Editorial independence statement
The Foundry editor reports to Ron Smith as Publisher, not to Cordis BD or Cordis Group leadership. The editorial calendar is set by the editor with input from (but not approval by) Cordis. Sales and BD do not have authority to modify, kill, or pressure editorial decisions.
When a Foundry piece would credibly critique Cordis Group, Cordis Private Client, Cordis Institute, or any of Foundry's commercial partners, the piece is written and shipped with the same editorial discipline as any other piece. Conflicts between editorial and commercial are escalated to the Publisher, who resolves them.
Correction policy
When Foundry makes an error of fact, we correct it. The correction appears on the affected piece, dated, with a brief note explaining what was corrected and when. Significant corrections (e.g., a number that affects the central argument of a piece) are also noted at the head of the piece for 30 days.
We do not silently change pieces. Editorial improvements (typos, light copy edits, link updates) are made without a correction note. Substantive changes that affect meaning carry a dated correction note.
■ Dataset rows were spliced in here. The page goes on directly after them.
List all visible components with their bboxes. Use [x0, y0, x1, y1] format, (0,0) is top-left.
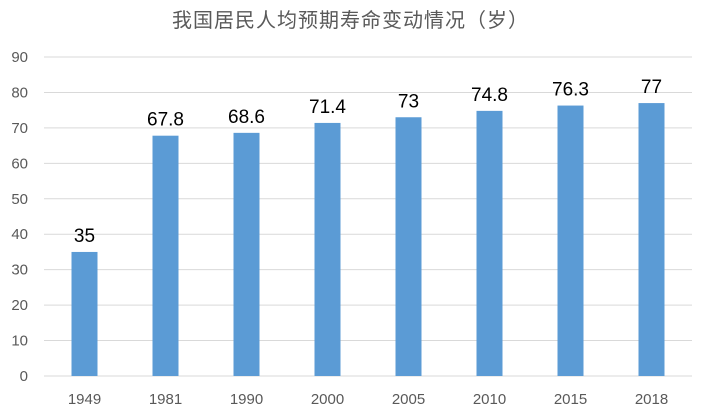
bar-2015 [557, 105, 584, 376]
bars [71, 103, 665, 377]
chart-title: 我国居民人均预期寿命变动情况（岁） [172, 8, 529, 32]
data-label-2015: 76.3 [552, 80, 589, 101]
data-label-2005: 73 [398, 91, 419, 112]
bar-1981 [152, 135, 179, 376]
data-label-2000: 71.4 [309, 97, 346, 118]
x-tick-label-1990: 1990 [230, 391, 263, 408]
bar-1990 [233, 132, 260, 376]
y-tick-label-90: 90 [11, 49, 28, 66]
bar-2010 [476, 110, 503, 377]
y-axis-ticks: 0 10 20 30 40 50 60 70 80 90 [11, 49, 28, 385]
data-label-2010: 74.8 [471, 85, 508, 106]
bar-2005 [395, 117, 422, 376]
data-label-2018: 77 [641, 77, 662, 98]
y-tick-label-10: 10 [11, 333, 28, 350]
x-tick-label-2000: 2000 [311, 391, 344, 408]
y-tick-label-40: 40 [11, 226, 28, 243]
data-label-1990: 68.6 [228, 107, 265, 128]
x-tick-label-2010: 2010 [473, 391, 506, 408]
bar-2000 [314, 122, 341, 376]
bar-1949 [71, 251, 98, 376]
gridlines [44, 56, 692, 377]
data-label-1949: 35 [74, 226, 95, 247]
x-tick-label-1981: 1981 [149, 391, 182, 408]
x-axis-ticks: 1949 1981 1990 2000 2005 2010 2015 2018 [68, 391, 668, 408]
y-tick-label-20: 20 [11, 297, 28, 314]
x-tick-label-2018: 2018 [635, 391, 668, 408]
y-tick-label-30: 30 [11, 262, 28, 279]
data-label-1981: 67.8 [147, 110, 184, 131]
y-tick-label-70: 70 [11, 120, 28, 137]
y-tick-label-60: 60 [11, 155, 28, 172]
data-labels: 35 67.8 68.6 71.4 73 74.8 76.3 77 [74, 77, 662, 247]
bar-2018 [638, 103, 665, 377]
x-tick-label-2005: 2005 [392, 391, 425, 408]
y-tick-label-0: 0 [20, 368, 28, 385]
x-tick-label-2015: 2015 [554, 391, 587, 408]
y-tick-label-50: 50 [11, 191, 28, 208]
y-tick-label-80: 80 [11, 84, 28, 101]
x-tick-label-1949: 1949 [68, 391, 101, 408]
Source citation discipline
Foundry cites widely and visibly. When a claim draws on prior work, we name the prior work. Academic literature, practitioner accounts, trade research, named frameworks, named publications. Cordis Institute's own work is cited the same way as anyone else's, with the same evidentiary discipline.
When Foundry makes a claim that draws on Cordis Institute's review of engagements, the citation is framed as such, with the scope of the underlying work disclosed.
What we will not do
- We will not publish value claims about Cordis or its sources. Most-cited, not best. Most prominent, not leading. Factual claims, never value claims.
- We will not write in marketing-decay vocabulary. No holistic, no tailored, no white-glove, no trusted partner.
- We will not write in hustle-culture vocabulary. No level up, no crush, no unlock, no 8-figure.
- We will not use em dashes. The rule is applied across all surfaces.
- We will not put the founder's name on individual pieces. The byline is institutional.